Nate chuckled. "It's not a confession if you're the one who's been wronged," he reminded me. "And anyway, I would have made a lousy priest."
I smiled, feeling suddenly flirtatious. "And why is that? I mean, apart from not being Catholic and all?"
Nate's hands, his wonderful, slim, capable musician's hands, caressed slowly up my back, under my hair, and over my neck. Gently he cupped my face and bent his head to brush his lips softly against my own.
"Because I couldn't do this."
He kissed me again, more deeply, drawing a moan from the depths of my chest. His tongue flitted against my own before he gave my lower lip a teasing nip. "Because I couldn't think of you the way I do, want you the way I do."
"No, certainly not
," I gasped. He'd turned the tables on me, and now I was the one hearing his confession. It left me dazed. "How do they manage it, I wonder?"
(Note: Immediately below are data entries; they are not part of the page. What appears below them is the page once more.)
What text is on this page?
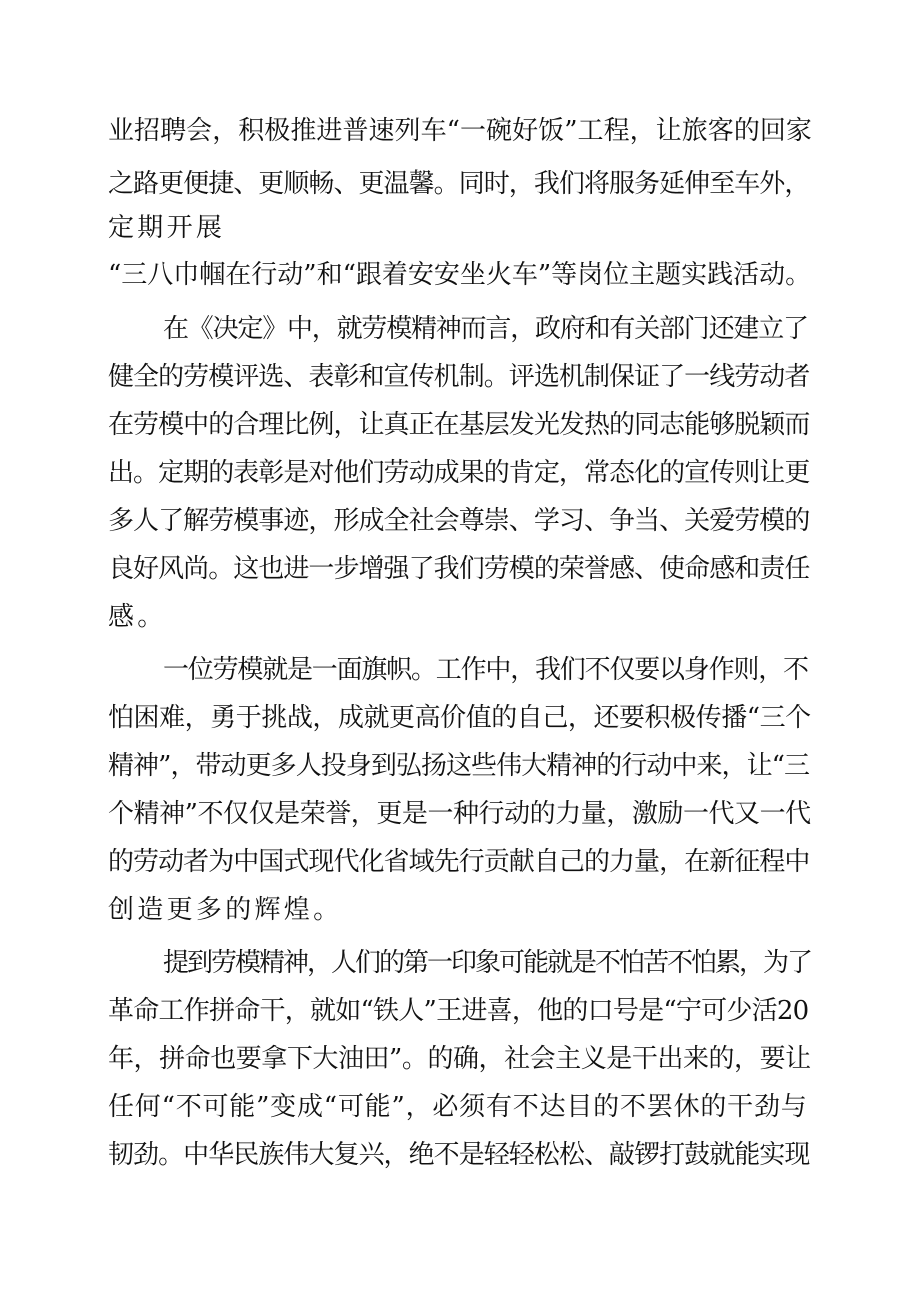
业招聘会，积极推进普速列车“一碗好饭”工程，让旅客的回家
之路更便捷、更顺畅、更温馨。同时，我们将服务延伸至车外，
定期开展
“三八巾帼在行动”和“跟着安安坐火车”等岗位主题实践活动。
在《决定》中，就劳模精神而言，政府和有关部门还建立了
健全的劳模评选、表彰和宣传机制。评选机制保证了一线劳动者
在劳模中的合理比例，让真正在基层发光发热的同志能够脱颖而
出。定期的表彰是对他们劳动成果的肯定，常态化的宣传则让更
多人了解劳模事迹，形成全社会尊崇、学习、争当、关爱劳模的
良好风尚。这也进一步增强了我们劳模的荣誉感、使命感和责任
感。
一位劳模就是一面旗帜。工作中，我们不仅要以身作则，不
怕困难，勇于挑战，成就更高价值的自己，还要积极传播“三个
精神”，带动更多人投身到弘扬这些伟大精神的行动中来，让“三
个精神”不仅仅是荣誉，更是一种行动的力量，激励一代又一代
的劳动者为中国式现代化省域先行贡献自己的力量，在新征程中
创造更多的辉煌。
提到劳模精神，人们的第一印象可能就是不怕苦不怕累，为了
革命工作拼命干，就如“铁人”王进喜，他的口号是“宁可少活20
年，拼命也要拿下大油田”。的确，社会主义是干出来的，要让
任何“不可能”变成“可能”，必须有不达目的不罢休的干劲与
韧劲。中华民族伟大复兴，绝不是轻轻松松、敲锣打鼓就能实现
Nate gave a low chuckle. He brushed his thumb over my bottom lip. It still tingled from his kiss and the sensation shot sparks down to my toes before pooling between my thighs.
"Oh," he drawled thickly, "I suppose they pray extra hard for God to take those desires from them."
"And you?"
"I think there are some desires that we should have, so when we act on them properly and respectfully, treating them like the precious gift they are, when we act on them with that in mind I think it brings us closer to Him."